Let us draw the graph of sinx

As is evident from the graph sinx is a repeated chunk of the graph of sinx within the interval $\left[ A,B \right]$ , and it attains all its possible values in the interval $\left[ A,C \right]$. Here $A=\dfrac{-\pi }{2},B=\dfrac{3\pi }{2}$ and $C=\dfrac{\pi }{2}$
Hence if we consider sinx in the interval [A, C], we will lose no value attained by sinx, and at the same time, sinx will be one-one and onto.
Hence ${{\sin }^{-1}}x$ is defined over the domain $\left[ -1,1 \right]$, with codomain $\left[ \dfrac{-\pi }{2},\dfrac{\pi }{2} \right]$ as in the domain $\left[ \dfrac{-\pi }{2},\dfrac{\pi }{2} \right]$, sinx is one-one and ${{R}_{\sin x}}=\left[ -1,1 \right]$.
Now since ${{\sin }^{-1}}x$ is the inverse of sinx it satisfies the fact that if $y={{\sin }^{-1}}x$, then $\sin y=x$.

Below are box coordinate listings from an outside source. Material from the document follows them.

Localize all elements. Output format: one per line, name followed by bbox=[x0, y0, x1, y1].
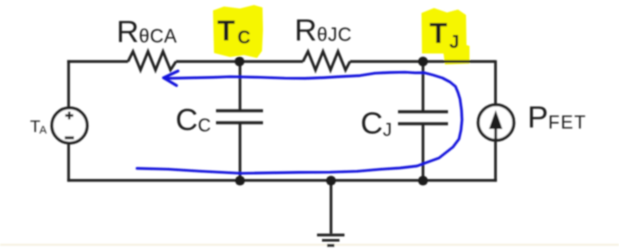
node Tc (junction dot) bbox=[235, 57, 245, 67]
wire: Cj branch lower (bottom plate down to bottom rail) bbox=[422, 124, 425, 180]
wire: Cc branch lower (bottom plate down to bottom rail) bbox=[239, 123, 242, 180]
wire: bottom rail bbox=[67, 179, 497, 182]
capacitor Cc plates bbox=[216, 111, 263, 123]
wire: Cc branch upper (node Tc down to top plate) bbox=[239, 62, 242, 111]
wire: left vertical from top rail down to source Ta bbox=[67, 60, 70, 107]
wire: top rail middle segment (RθCA to RθJC through node Tc) bbox=[176, 60, 303, 63]
junction dot: Cc at bottom rail bbox=[235, 176, 245, 186]
capacitor Cj plates bbox=[398, 112, 448, 124]
svg-text:RθJC: RθJC bbox=[295, 13, 352, 48]
junction dot: Cj at bottom rail bbox=[418, 176, 428, 186]
annotation: blue arrowhead bbox=[164, 71, 179, 86]
resistor RθJC (zigzag) bbox=[303, 52, 350, 71]
faint cream rule near bottom of page bbox=[0, 244, 619, 246]
junction dot: ground at bottom rail bbox=[326, 176, 336, 186]
wire: Cj branch upper (node Tj down to top plate) bbox=[422, 62, 425, 112]
highlighter mark over node Tc bbox=[213, 5, 263, 58]
highlighter mark over node Tj bbox=[422, 8, 470, 65]
svg-text:TA: TA bbox=[30, 117, 47, 137]
svg-text:RθCA: RθCA bbox=[117, 14, 178, 49]
svg-text:CJ: CJ bbox=[361, 106, 392, 141]
annotation: blue hand-drawn loop bbox=[137, 72, 462, 173]
wire: right vertical from top rail down to source Pfet bbox=[494, 60, 497, 104]
svg-text:CC: CC bbox=[176, 102, 211, 137]
wire: top rail left segment (Ta to RθCA) bbox=[67, 60, 128, 63]
ground symbol bbox=[317, 235, 345, 245]
wire: left vertical from source Ta to bottom rail bbox=[67, 144, 70, 182]
wire: top rail right segment (RθJC to top-right corner) bbox=[350, 60, 495, 63]
source Ta (ambient temperature, circle with + and -) bbox=[52, 108, 87, 143]
svg-text:PFET: PFET bbox=[528, 100, 587, 135]
wire: right vertical from source Pfet to bottom rail bbox=[494, 141, 497, 182]
node Tj (junction dot) bbox=[418, 57, 428, 67]
source Pfet (current source, circle with up arrow) bbox=[478, 105, 514, 141]
wire: ground stem bbox=[330, 180, 333, 233]
resistor RθCA (zigzag) bbox=[128, 52, 176, 71]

So let $y={{\sin }^{-1}}\left( \dfrac{1}{x} \right)$, $y\in \left[ -\dfrac{\pi }{2},\dfrac{\pi }{2} \right]-\left\{ 0 \right\}$ as $\dfrac{1}{x}\ne 0$
Hence we have $\sin y=\dfrac{1}{x}$
Hence we have $x=\dfrac{1}{\sin y}=\csc y$
Taking ${{\csc }^{-1}}$ on both sides, we get
${{\csc }^{-1}}x={{\csc }^{-1}}\left( \csc y \right)$
Now since $y\in \left[ -\dfrac{\pi }{2},\dfrac{\pi }{2} \right]-\left\{ 0 \right\}$ and we know that if $y\in \left[ -\dfrac{\pi }{2},\dfrac{\pi }{2} \right]-\left\{ 0 \right\}$, then ${{\csc }^{-1}}\left( \csc y \right)=y$ [Valid only in principal branch]
Hence we have
$\begin{align}
  & {{\csc }^{-1}}x=y \\
 & \Rightarrow y={{\csc }^{-1}}y \\
\end{align}$
Reverting to the original variable, we get
${{\sin }^{-1}}\left( \dfrac{1}{x} \right)={{\csc }^{-1}}\left( x \right)$
Since $\dfrac{1}{x}$ is in the domain of ${{\sin }^{-1}}x$, we get
$\dfrac{1}{x}\in \left[ -1,1 \right]\Rightarrow x\in \left( -\infty ,-1 \right]\bigcup \left[ 1,\infty \right)$
Hence we have ${{\sin }^{-1}}\left( \dfrac{1}{x} \right)={{\csc }^{-1}}x,x\in \left( -\infty ,-1 \right]\bigcup \left[ 1,\infty \right)$

Note: [1] The above-specified codomain for ${{\sin }^{-1}}x$ is called principal branch for ${{\sin }^{-1}}x$. We can select any branch as long as $\sin x$ is one-one and onto and Range $=\left[ -1,1 \right]$. Like instead of $\left[ -\dfrac{\pi }{2},\dfrac{\pi }{2} \right]$, we can select the interval $\left[ \dfrac{\pi }{2},\dfrac{3\pi }{2} \right]$. The proof will remain the same as above.